Amee Tomkin ma 33 lata i właśnie urodziła syna. Ollie jest efektem ponad 12 letniej terapii niepłodności. Po wielu latach Amee udało się zajść w ciążę i ją donosić. Nie byłoby w tym może nic niezwykłego, gdyby nie fakt, że na sali porodowej, zamiast ojca, towarzyszył jej … pies.
Bez tego psa nie jestem w stanie wyjść z domu
Bella została zaadoptowana przez kobietę w 2021 roku jako pies towarzyszący. Amee cierpi bowiem na szereg zaburzeń psychicznych – jest autystykiem z chorobą dwubiegunową i atakami paniki, które zdarzają się najczęściej wtedy, kiedy Tomkin jest otoczona ludźmi.
Bella potrafi wyczuwać zbliżający się atak paniki swojej opiekunki i pomaga jej wtedy znaleźć wyjście z zatłoczonego miejsca.
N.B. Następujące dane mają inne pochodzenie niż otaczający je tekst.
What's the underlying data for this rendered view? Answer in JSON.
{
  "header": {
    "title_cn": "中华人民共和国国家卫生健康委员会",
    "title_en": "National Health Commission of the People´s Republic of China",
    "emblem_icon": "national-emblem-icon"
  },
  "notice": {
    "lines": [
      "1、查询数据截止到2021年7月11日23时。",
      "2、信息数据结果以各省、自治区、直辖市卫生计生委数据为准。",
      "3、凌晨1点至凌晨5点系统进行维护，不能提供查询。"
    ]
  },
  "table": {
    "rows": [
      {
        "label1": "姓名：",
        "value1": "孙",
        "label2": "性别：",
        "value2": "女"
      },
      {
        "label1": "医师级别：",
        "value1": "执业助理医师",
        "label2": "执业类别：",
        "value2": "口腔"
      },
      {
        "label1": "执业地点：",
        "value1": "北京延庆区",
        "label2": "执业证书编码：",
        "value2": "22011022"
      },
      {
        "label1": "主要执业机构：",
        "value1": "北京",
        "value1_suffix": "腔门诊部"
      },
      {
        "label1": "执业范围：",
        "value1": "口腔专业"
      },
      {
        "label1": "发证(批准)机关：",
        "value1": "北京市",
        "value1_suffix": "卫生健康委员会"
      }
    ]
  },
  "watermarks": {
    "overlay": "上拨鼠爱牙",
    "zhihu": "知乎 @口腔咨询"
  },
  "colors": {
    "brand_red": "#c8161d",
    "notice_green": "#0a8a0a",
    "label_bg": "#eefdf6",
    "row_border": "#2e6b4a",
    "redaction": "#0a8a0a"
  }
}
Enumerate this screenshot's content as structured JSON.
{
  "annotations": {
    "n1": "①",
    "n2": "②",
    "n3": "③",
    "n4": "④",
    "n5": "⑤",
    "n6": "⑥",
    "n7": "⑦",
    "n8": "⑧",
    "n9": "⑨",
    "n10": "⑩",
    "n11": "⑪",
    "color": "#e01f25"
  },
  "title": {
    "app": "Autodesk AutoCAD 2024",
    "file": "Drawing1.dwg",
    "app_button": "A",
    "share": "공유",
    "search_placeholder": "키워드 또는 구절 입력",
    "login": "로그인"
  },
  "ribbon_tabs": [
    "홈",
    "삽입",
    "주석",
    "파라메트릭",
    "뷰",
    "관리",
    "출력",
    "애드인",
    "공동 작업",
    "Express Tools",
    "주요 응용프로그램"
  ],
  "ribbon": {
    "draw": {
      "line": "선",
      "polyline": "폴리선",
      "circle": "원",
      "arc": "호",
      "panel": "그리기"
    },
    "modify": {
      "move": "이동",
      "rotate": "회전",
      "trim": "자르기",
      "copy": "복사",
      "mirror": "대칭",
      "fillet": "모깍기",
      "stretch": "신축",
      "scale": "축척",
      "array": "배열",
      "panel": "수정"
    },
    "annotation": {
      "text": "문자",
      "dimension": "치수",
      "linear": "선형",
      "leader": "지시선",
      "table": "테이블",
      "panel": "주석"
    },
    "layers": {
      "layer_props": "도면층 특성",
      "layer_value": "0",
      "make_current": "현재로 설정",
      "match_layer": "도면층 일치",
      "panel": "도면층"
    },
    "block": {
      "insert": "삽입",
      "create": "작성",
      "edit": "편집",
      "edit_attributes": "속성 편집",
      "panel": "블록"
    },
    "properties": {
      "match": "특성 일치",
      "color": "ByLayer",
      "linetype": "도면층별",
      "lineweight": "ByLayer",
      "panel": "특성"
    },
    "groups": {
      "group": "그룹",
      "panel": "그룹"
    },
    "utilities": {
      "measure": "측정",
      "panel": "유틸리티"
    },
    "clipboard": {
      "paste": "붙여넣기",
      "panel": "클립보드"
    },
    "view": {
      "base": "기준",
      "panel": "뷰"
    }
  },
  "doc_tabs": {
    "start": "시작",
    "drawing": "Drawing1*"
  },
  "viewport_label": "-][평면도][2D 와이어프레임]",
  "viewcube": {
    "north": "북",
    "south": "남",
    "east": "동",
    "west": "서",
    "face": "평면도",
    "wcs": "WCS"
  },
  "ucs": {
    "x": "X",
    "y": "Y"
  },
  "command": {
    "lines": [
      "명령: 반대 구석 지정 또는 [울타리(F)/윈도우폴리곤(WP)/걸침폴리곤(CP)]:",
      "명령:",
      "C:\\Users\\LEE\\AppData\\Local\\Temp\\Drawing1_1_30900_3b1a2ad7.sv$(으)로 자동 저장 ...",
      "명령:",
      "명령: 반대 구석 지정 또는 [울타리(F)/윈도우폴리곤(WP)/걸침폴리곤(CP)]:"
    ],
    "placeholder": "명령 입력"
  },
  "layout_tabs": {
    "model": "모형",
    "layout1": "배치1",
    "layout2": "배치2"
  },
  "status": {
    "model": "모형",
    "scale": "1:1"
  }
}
Bez niej, często jestem zbyt niespokojna i przestraszona, by w ogóle móc wyjść z domu – dodaje opiekunka.
Pies na sali porodowej
W związku z problemami psychicznymi Amee, lekarze zgodzili się na to, by pies towarzyszył kobiecie w czasie porodu (przez cesarskie cięcie) i potem, przez cały okres rekonwalescencji spał na jej łóżku.
Bella poznała Olliego bardzo wcześnie, kiedy ten był zaledwie kilkugodzinnym bobasem i od razu go pokochała. Delikatne liźnięcie dziecka po twarzy upewniło Amee, że Bella będzie od teraz dbała o nich oboje.